Был среди блатных шофер Миша Курочкин, по кличке Птичка, быстрый, с фиксой. Как-то начал Пряник на свой манер опять забавляться со мной. Птичка и процедил сквозь зубы:

— Хорэ, Пряник, не фиг мальца себе подобить. Сами гнилье и пацаненка загнилим. Кончай про мать.

— Цыть, малявка, брысь под лавку, — окрысился Пряник и встал с койки.

Миша вытолкнул меня за дверь и сцепился с толстым шишкарем.

Наутро, совершив обход, я заметил, что дверь во вторую приоткрыта. Я заглянул и увидел Мишу читающим на койке книгу.

— А-а, это ты опять?
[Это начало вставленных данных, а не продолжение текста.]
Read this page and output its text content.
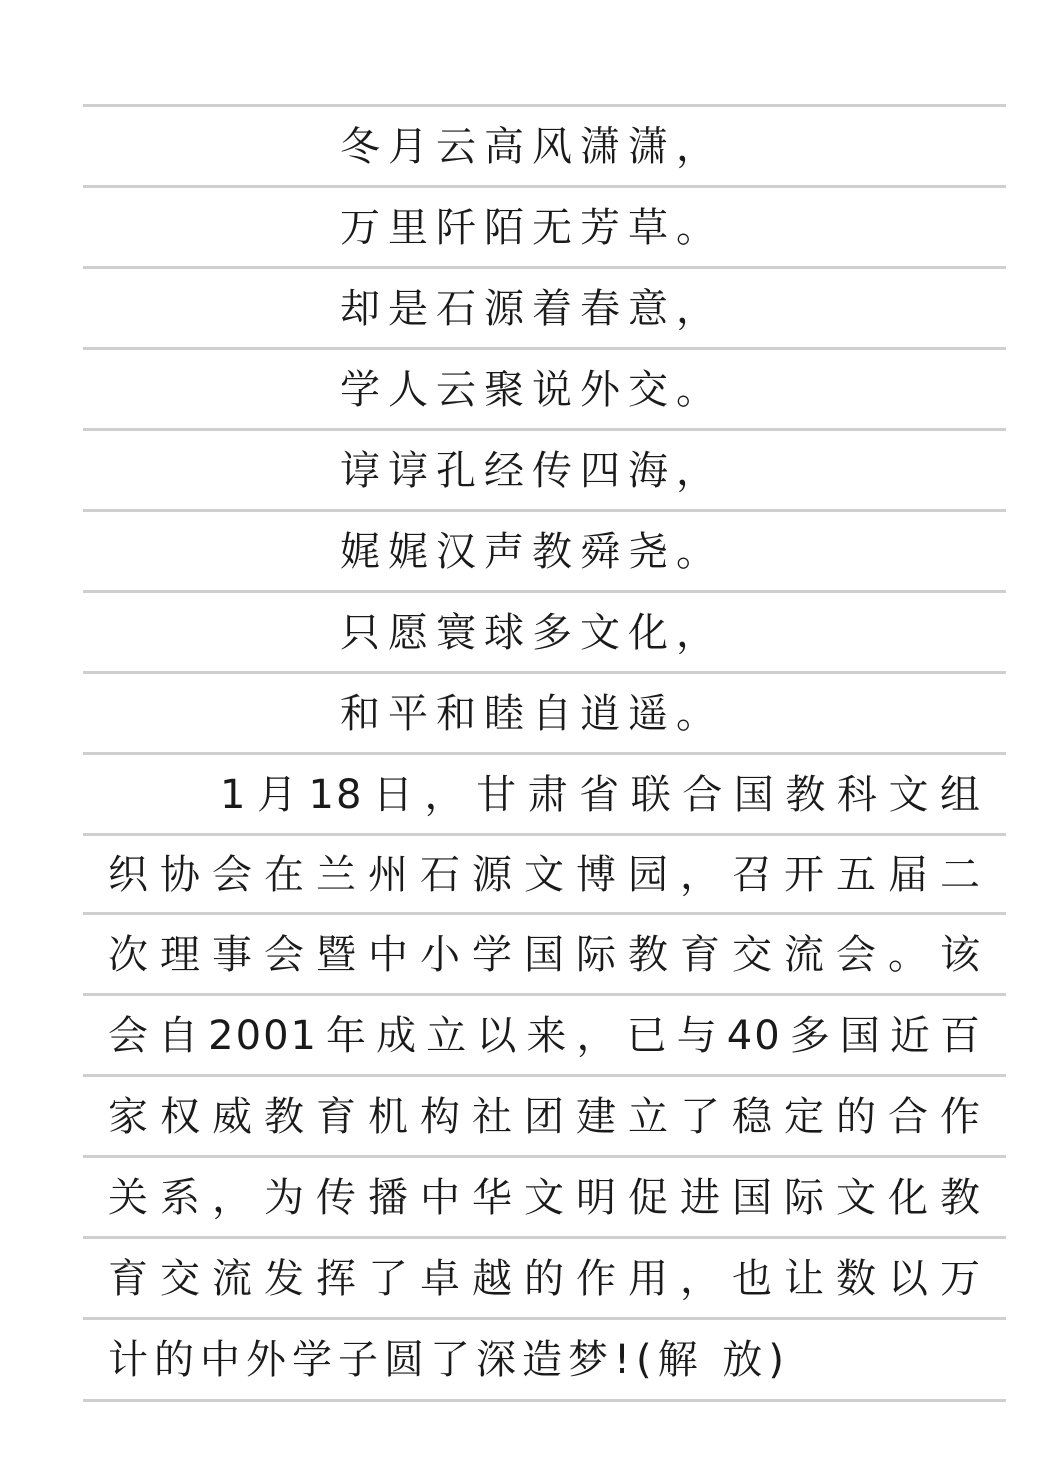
冬月云高风潇潇，
万里阡陌无芳草。
却是石源着春意，
学人云聚说外交。
谆谆孔经传四海，
娓娓汉声教舜尧。
只愿寰球多文化，
和平和睦自逍遥。
1月18日，甘肃省联合国教科文组
织协会在兰州石源文博园，召开五届二
次理事会暨中小学国际教育交流会。该
会自2001年成立以来，已与40多国近百
家权威教育机构社团建立了稳定的合作
关系，为传播中华文明促进国际文化教
育交流发挥了卓越的作用，也让数以万
计的中外学子圆了深造梦!(解 放)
Ну проходи, коли пришел, — отложил книгу Птичка. Он намазал маргарином два куска черняшки и один протянул мне. — Дают — бери, бьют — беги. Что на фингал уставился? Не боись, я ему тоже дюлей отвесил. Отгул у меня — вот решил просветиться, — показал Миша книгу. — А то оскотинился совсем. Больно переживательная книга. «Отверженные», В'uктор Гюго написал. Понимаешь, там тоже лагерник, только добренький чересчур, а так мужик правильный. Ты вот что, Анатолий, не ходи по комнатам, не кускарадничай. Мужики матерятся, баб тискают, а ты суешься. Зачем тебе это? Уж если кто из путных позовет, тогда еще туда-сюда, можно, пожалуй. А так брось крохоборничать, мамку не позорь. Что она тебя не кормит, что ли? Кормит. Картошка-то всегда есть. А потом, кончай инвалидов изображать. Они за нас кровь проливали, а ты… Мамку свою прости: ошалела она от всего, вот не то и делает. Это у нее пройдет. А так она у тебя хорошая, добрая, аккуратная. Вот ты, хоть и в заплатках, а чистенький. Смотреть любо-дорого. Всяким Пряникам не верь. Ты должен мамку защищать: кто, кроме тебя, защитит? Ты же мужик, Анатолий. Давай я тебе стихотворение Пушкина расскажу. У меня от него почему-то слезки на колески.

— А стишок не про селезня? Я про селезня хочу.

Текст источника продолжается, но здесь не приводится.